CONTROVERSIAS CONTRACTUALES - Competencia / FALTA DE COMPETENCIA - Clausula compromisoria / PACTO ARBITRALIrrenunciabilidad tacita [L]a Sección Tercera del Consejo de Estado ha sostenido que tanto en vigencia del Decreto-ley 222 de 1983, como en la Ley 80 de 1993, los Tribunales de Arbitramento carecen de competencia para dirimir controversias en torno a la legalidad de los actos administrativos a través de los cuales se ejercen las cláusulas excepcionales al derecho común, consagradas en el artículo 14 de la Ley 80 de 1993 (interpretación, modificación, terminación unilateral, caducidad y reversión), en el caso concreto el objeto del debate es la liquidación judicial del contrato y los reconocimientos económicos producto de la misma, a favor de la parte actora, y no la legalidad del acto administrativo que declaró la caducidad del contrato 077 del 16 de julio de 1996; en consecuencia, el Despacho advierte desde ahora, que este asunto debe decidirse, como lo estipularon las partes, por un Tribunal de Arbitramento. (…) La Sala Plena de la Sección Tercera de esta Corporación unificó su jurisprudencia en torno a la irrenunciabilidad tácita del pacto arbitral, a la luz de las disposiciones del Decreto-ley 1818 de 1998, y concluyó que, así como las partes deciden, de común acuerdo, someter sus diferencias al conocimiento de la justicia arbitral, empleando para ello la celebración de un pacto cuyas principales características son que sea expreso y solemne, de la misma manera aquéllas deben observar de consuno tales

condiciones (forma expresa y solmene) si su voluntad es deshacerlo o dejarlo sin efectos, de suerte que, si optan libremente por la justicia arbitral y no proceden como acaba de indicarse para cambiar lo previamente convenido, no tienen la posibilidad de escoger entre acudir a ésta o a los jueces institucionales del Estado, teniendo en cuenta que su voluntad inequívoca fue someterse a la decisión de árbitros. La tesis que acogió la Sala en la providencia de unificación no significa que el pacto arbitral celebrado entre las partes de un contrato estatal sea inmodificable o inderogable. Lo que comporta es que, para modificarlo o dejarlo sin efecto, aquéllas deben observar y respetar las mismas exigencias que las normas legales establecen con miras a su formación, de tal suerte que, para ello, debe haber también un acuerdo expreso y escrito, lo cual excluye, por ende, la posibilidad de que el pacto arbitral pueda ser válidamente modificado o dejado sin efecto de manera tácita o por inferencia que haga el juez institucional, a partir del mero comportamiento procesal de las partes.
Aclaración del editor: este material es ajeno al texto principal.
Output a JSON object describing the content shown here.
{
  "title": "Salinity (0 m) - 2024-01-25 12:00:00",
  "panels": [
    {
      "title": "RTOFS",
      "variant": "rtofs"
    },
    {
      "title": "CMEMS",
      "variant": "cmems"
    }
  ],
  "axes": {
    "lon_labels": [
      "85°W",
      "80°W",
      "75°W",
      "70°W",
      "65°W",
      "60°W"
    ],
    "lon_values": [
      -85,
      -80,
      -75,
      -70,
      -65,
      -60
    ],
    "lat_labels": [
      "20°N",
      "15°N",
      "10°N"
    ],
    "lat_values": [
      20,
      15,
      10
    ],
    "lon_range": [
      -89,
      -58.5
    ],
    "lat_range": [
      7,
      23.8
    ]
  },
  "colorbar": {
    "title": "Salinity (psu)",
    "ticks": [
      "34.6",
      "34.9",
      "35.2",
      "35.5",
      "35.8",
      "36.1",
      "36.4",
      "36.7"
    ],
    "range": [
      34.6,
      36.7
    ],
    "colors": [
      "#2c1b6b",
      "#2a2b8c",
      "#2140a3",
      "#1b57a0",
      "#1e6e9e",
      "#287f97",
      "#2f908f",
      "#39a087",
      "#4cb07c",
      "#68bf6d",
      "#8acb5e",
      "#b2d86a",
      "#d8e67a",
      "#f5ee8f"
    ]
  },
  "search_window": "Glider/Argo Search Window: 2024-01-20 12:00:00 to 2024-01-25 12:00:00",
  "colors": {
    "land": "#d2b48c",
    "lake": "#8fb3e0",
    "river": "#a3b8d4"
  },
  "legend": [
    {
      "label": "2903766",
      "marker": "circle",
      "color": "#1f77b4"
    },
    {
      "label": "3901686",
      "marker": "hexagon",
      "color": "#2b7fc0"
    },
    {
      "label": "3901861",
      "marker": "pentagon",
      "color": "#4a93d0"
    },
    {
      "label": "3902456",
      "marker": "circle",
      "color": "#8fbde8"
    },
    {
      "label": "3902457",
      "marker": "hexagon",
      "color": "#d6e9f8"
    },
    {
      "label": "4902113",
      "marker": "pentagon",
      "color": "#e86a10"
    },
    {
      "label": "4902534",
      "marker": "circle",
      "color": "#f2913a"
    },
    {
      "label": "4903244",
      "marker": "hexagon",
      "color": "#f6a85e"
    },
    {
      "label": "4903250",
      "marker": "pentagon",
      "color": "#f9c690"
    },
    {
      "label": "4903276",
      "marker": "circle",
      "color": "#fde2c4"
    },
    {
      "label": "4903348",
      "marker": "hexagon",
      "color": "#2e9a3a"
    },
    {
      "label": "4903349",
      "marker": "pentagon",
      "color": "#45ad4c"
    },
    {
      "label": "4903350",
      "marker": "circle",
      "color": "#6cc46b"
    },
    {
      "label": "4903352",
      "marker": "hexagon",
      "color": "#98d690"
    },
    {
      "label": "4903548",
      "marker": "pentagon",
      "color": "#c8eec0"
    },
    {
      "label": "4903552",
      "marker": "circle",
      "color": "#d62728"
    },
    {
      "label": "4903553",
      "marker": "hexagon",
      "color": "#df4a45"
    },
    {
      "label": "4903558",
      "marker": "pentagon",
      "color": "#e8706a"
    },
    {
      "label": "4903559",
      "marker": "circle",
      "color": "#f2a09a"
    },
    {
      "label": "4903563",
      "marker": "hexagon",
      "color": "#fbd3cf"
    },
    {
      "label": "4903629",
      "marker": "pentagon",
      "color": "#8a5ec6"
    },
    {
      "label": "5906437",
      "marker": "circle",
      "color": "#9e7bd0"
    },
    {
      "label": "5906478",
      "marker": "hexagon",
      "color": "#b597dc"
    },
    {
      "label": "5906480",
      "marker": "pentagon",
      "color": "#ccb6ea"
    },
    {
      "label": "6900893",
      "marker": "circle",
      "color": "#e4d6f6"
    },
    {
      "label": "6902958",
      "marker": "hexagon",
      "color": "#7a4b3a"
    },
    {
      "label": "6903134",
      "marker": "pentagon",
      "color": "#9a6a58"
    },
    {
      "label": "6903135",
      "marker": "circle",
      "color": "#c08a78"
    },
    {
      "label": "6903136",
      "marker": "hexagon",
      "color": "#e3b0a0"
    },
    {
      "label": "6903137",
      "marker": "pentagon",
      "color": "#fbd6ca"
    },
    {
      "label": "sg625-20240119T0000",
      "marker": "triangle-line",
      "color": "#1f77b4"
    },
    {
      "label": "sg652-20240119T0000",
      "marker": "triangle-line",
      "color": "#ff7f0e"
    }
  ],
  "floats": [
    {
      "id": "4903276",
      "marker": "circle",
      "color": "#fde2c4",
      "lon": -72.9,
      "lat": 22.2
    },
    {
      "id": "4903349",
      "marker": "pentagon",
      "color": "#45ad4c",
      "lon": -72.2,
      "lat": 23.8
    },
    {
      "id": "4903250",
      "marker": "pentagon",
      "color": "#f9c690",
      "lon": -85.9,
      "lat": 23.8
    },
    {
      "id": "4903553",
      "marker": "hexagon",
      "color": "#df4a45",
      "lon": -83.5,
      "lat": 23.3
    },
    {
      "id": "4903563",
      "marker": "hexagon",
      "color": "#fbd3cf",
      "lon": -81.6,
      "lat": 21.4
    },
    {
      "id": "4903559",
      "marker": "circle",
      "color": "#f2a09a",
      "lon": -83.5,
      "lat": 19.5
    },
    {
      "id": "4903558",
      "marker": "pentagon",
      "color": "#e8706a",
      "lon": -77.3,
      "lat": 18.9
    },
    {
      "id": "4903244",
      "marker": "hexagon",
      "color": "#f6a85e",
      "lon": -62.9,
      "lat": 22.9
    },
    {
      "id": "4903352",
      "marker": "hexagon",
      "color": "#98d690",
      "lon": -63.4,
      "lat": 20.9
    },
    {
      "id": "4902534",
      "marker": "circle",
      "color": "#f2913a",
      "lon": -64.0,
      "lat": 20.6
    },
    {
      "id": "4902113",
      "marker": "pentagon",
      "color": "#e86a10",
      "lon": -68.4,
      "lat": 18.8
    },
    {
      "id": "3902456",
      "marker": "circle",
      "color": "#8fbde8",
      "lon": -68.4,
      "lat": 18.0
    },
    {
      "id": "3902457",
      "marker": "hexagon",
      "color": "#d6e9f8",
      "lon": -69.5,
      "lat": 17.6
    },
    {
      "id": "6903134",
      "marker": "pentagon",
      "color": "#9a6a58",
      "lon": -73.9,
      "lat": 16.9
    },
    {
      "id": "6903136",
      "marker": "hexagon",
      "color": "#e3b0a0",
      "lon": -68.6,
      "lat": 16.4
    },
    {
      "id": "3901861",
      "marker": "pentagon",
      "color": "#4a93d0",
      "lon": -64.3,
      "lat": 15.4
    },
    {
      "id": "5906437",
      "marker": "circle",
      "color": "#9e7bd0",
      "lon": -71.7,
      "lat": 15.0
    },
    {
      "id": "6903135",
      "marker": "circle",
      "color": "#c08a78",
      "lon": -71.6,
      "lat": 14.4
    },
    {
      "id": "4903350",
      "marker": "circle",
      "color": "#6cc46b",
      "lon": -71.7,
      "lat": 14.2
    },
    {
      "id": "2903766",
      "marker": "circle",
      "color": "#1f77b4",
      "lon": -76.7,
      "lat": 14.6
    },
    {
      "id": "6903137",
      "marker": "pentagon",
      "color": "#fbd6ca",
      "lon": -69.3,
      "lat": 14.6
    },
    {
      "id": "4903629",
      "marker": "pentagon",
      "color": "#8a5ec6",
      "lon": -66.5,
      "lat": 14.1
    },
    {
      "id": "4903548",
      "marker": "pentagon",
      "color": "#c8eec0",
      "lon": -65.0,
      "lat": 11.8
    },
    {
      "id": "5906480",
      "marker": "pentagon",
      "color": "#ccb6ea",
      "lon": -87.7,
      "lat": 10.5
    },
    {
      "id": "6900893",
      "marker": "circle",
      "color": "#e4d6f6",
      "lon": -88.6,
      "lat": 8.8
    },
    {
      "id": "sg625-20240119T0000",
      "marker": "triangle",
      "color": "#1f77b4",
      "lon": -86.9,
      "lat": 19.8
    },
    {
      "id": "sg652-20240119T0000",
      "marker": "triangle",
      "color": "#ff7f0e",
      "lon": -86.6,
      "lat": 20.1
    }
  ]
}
NOTA DE REALTORÍA: Acerca de la irrenunciabilidad tacita del pacto arbitral, consultar auto de unificación del 18 de abril de 2013, exp. 17859

FUENTE FORMAL: DECRETO LEY 222 DE 1983 / LEY 80 DE 1993 - ARTICULO 14 / DECRETO LEY 1818 DE 1998

PACTO ARBITRAL - Clausula compromisoria o de compromiso / PACTO ARBITRAL Procedencia / PACTO ARBITRAL - Regulación normativa /

CLAUSULA COMPROMISIORIA - Características. Efectos / NULIDAD PROCESAL - Falta de jurisdicción. Falta de competencia / FALTA DE JURISDICCION - Corresponde a la justicia arbitral el conocimiento del proceso La autonomía de la cláusula compromisoria constituye una de sus principales características, al punto que los árbitros se encuentran habilitados para decidir la controversia aún en el evento de que el contrato sobre el cual deban fallar sea nulo o inexistente, es decir, la nulidad del contrato no afecta la validez y eficacia de la cláusula compromisoria pactada por las partes. (…) los efectos que comporta la cláusula compromisoria son de tal importancia que, incluso, por razón de su autonomía, la misma subsiste aunque no ocurra lo mismo con el contrato que le dio origen -bien por razón de su nulidad, o bien por su inexistencia-; por lo mismo y con mayor razón, hay que admitir, entonces, que ella debe permanecer incólume en el mundo jurídico si las partes que la convienen nada deciden de manera expresa, conjunta y por escrito, acerca de su modificación o eliminación. (…) si las partes de un contrato estatal celebran un pacto arbitral (cláusula compromisoria o compromiso), con lo cual deciden, de manera consciente y voluntaria, habilitar la competencia de los árbitros para conocer de los litigios que surjan entre ellas y que se encuentren comprendidos dentro del correspondiente pacto arbitral, a la vez que derogar la jurisdicción y la competencia de los jueces institucionales o permanentes, resulta evidente que, si estos últimos advierten la existencia de ese

pacto, bien pueden y, más aún, deben rechazar la demanda, sin tener que esperar a que el extremo pasivo de la misma proponga la respectiva excepción, por cuanto, en esas condiciones, carecen de jurisdicción y, por lo tanto, sus actuaciones resultarían afectadas de nulidad, conforme a lo dispuesto en los numerales 1 y 2 del artículo 140 del C. de P. C (…) se configuran las causales de nulidad procesal contempladas en los numerales 1 y 2 del artículo 140 del C. de P. C., las cuales son insaneables, según lo dispuesto por el inciso final del artículo 144 ibídem, por cuanto, en virtud del pacto arbitral, la jurisdicción de lo contencioso administrativo no es la competente para conocer de las pretensiones formuladas en la demanda, pues corresponde conocer de ellas a la justicia arbitral; por lo anterior, la Sala declarará de oficio la nulidad de todo lo actuado en este proceso, desde el auto admisorio de la demanda

FUENTE FORMAL: CODIGO DE PROCEDIMIENTO CIVIL - ARTICULO 140.1. /

CODIGO DE PROCEDIMIENTO CIVIL - ARTÍCULO 140.2

CONSEJO DE ESTADO

SALA DE LO CONTENCIOSO ADMINISTRATIVO

SECCION TERCERA

SUBSECCION A

Consejero ponente: CARLOS ALBERTO ZAMBRANO BARRERA

Bogotá, D.C., Veintiséis (26) de noviembre de dos mil catorce (2014) Radicación número: 73001-23-31-000-2003-00221-01(31622)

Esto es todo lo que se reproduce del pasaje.